This was published 3 months ago
BOQ profits stifled as inflation, higher funding costs shred margins
Regional lender Bank of Queensland will shift its focus away from growth to improving returns for shareholders after reporting a 33 per cent slide in half year cash profits and a cut to its dividends.
Inflation, stronger competition and higher cost of funding has continued to stifle BOQ’s bottom line, and it declared an interim dividend of 17¢ per share, down from 20¢ last year.
However, investors rewarded the mid-tier bank on Wednesday after its half-year results beat analyst expectations of a 40 per cent crash in profits. BOQ shares jumped over 8 per cent in early trade, before closing 5.26 per cent higher at $6.10.
Chief executive Patrick Allaway said the regional lender was committed to delivering better outcomes for shareholders despite continuing to contend with a raft of structural challenges.
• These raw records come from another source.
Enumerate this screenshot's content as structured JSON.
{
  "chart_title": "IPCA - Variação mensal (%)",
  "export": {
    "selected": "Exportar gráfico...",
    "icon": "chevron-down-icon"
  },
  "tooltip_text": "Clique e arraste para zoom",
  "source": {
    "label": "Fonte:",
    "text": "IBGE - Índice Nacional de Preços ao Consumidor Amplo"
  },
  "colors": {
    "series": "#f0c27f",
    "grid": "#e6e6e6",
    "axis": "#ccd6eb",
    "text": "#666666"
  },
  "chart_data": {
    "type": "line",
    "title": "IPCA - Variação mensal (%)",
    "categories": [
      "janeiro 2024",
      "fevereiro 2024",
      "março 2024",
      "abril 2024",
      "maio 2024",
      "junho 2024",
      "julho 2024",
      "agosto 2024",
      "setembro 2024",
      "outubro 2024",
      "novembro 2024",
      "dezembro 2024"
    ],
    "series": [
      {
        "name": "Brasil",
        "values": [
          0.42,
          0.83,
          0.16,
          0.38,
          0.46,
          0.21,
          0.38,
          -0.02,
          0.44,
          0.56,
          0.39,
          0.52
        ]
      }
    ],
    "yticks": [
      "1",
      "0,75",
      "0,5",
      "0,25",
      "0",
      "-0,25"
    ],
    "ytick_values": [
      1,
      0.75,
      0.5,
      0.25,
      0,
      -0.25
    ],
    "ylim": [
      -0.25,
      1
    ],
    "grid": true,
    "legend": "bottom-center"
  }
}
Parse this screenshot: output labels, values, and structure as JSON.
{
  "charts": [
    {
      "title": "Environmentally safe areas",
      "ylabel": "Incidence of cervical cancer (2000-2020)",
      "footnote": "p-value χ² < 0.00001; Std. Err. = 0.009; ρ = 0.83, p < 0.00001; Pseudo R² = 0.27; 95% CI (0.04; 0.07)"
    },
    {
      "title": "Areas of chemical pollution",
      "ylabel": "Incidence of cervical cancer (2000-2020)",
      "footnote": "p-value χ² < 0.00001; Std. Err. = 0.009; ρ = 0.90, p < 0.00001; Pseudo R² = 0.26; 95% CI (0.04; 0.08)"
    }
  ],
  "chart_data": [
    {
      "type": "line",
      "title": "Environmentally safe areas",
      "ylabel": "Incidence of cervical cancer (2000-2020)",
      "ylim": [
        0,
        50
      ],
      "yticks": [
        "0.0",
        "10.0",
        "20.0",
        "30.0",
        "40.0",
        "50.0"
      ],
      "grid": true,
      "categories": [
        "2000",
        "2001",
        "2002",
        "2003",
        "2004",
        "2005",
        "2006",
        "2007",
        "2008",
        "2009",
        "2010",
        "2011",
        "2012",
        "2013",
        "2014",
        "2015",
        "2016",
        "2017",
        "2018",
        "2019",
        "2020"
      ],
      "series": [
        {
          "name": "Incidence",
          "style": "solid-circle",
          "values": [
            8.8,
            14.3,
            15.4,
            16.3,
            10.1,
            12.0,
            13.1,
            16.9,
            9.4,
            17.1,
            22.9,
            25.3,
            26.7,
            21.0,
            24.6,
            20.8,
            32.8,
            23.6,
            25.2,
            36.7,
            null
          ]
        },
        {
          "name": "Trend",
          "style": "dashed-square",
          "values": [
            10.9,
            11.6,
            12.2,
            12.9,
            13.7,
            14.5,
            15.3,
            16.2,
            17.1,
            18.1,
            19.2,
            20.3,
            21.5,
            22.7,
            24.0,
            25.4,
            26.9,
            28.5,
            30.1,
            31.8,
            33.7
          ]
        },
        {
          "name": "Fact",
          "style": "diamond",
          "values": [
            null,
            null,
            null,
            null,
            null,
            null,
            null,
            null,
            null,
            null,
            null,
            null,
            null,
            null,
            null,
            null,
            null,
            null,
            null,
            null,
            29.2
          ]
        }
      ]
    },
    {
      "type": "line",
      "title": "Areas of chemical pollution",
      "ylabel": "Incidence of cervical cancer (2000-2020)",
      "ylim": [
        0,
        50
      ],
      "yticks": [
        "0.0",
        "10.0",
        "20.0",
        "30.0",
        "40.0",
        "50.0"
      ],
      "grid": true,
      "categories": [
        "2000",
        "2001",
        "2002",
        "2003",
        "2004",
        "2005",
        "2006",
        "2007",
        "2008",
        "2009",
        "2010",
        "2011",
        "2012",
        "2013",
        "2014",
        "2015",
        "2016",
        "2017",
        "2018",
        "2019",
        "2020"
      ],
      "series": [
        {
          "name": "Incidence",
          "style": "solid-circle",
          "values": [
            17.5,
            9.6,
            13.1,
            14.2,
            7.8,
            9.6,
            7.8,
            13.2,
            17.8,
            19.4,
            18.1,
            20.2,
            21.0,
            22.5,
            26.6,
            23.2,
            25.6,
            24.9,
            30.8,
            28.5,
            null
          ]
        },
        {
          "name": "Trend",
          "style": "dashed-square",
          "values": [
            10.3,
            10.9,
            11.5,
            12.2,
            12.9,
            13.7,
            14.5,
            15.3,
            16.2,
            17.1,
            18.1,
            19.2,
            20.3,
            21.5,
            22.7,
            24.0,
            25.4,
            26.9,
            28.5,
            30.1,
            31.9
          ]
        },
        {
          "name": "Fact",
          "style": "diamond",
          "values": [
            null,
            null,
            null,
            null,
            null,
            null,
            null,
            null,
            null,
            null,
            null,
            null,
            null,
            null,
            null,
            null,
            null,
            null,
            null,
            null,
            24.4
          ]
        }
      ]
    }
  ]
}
“These are all industry headwinds so many of them we can’t control, but the big message today is we’re focused on what we can control, and we’re delivering on our commitments in relation to our key strategic [decisions],” he said.
“We’re very focused on strengthening the bank, meeting our obligations under enforceable undertakings, the simplification program we committed to at the end of last year to deliver $200 million in productivity, which we’re halfway through, digitising our bank … optimising our return and shifting the focus away from asset growth to return equity.”
BOQ unveiled a cash profit of $172 million in the six months to February 29, down 33 per cent compared to the first half of last year. Its net interest margin – what it charges for loans compared with funding costs, a key measure of bank profitability – decreased 24 basis points to 1.55 per cent compared to the same period last year.
Its operating expenses rose 6 per cent to $524 million due to inflationary pressures, as well as investment in risk, compliance and technology. While its loan impairment expenses fell by more than 50 per cent to $15 million reflecting higher house prices, that was partly offset by the impacts of cost of living and interest rate pressures.
The bank was last year had to set aside $50 million in regulatory capital as part of an enforceable undertaking it entered into with AUSTRAC and the Australian Prudential Regulation Authority (APRA) after BOQ failed to correct significant risk management issues first identified more than a decade ago.
As part of its pledge last year to deliver $200 million in productivity by 2026, BOQ axed up to 250 jobs and reduced about 6000 square metres of corporate property. Allaway said on Wednesday that the bank had a strong business banking presence in niche markets, such as medical practices, which he expected to help turn around BOQ’s financials.
Following reports in The Australian earlier month the bank was considering selling a business it purchased from Investec almost a decade ago, Allaway said, “there’s no substance to that speculation”.
But he reaffirmed the Brisbane-based bank was reviewing its portfolio of non-core business it could potentially sell, such as its New Zealand assets it announced earlier this year.
E&P Capital analyst Azib Khan said while the bank’s profit beat expectations, it was a “low-quality beat” driven by costs and bad debt charges.
“Lower-than-expected costs have been assisted by the [percentage] of investment spend expensed remaining well below general industry levels,” Khan said.
“BOQ has said this percentage will rise, and we continue to see enough cost pressure over the next three years. On asset quality, there remains a notable uptrend in both commercial and housing 90-day arrears. With the above points in mind, and BOQ’s balance sheet shrinking, it is difficult to be upbeat about BOQ’s outlook.”
Allaway said arrears were continuing to rise as high interest rates and persistent cost-of-living pressures continued to bite. He said consumer financial stress had not yet hit a peak, but it had been moderating in recent times.
“Arrears will grow and the number of people in hardship will grow until the rate cycle turns,” he said.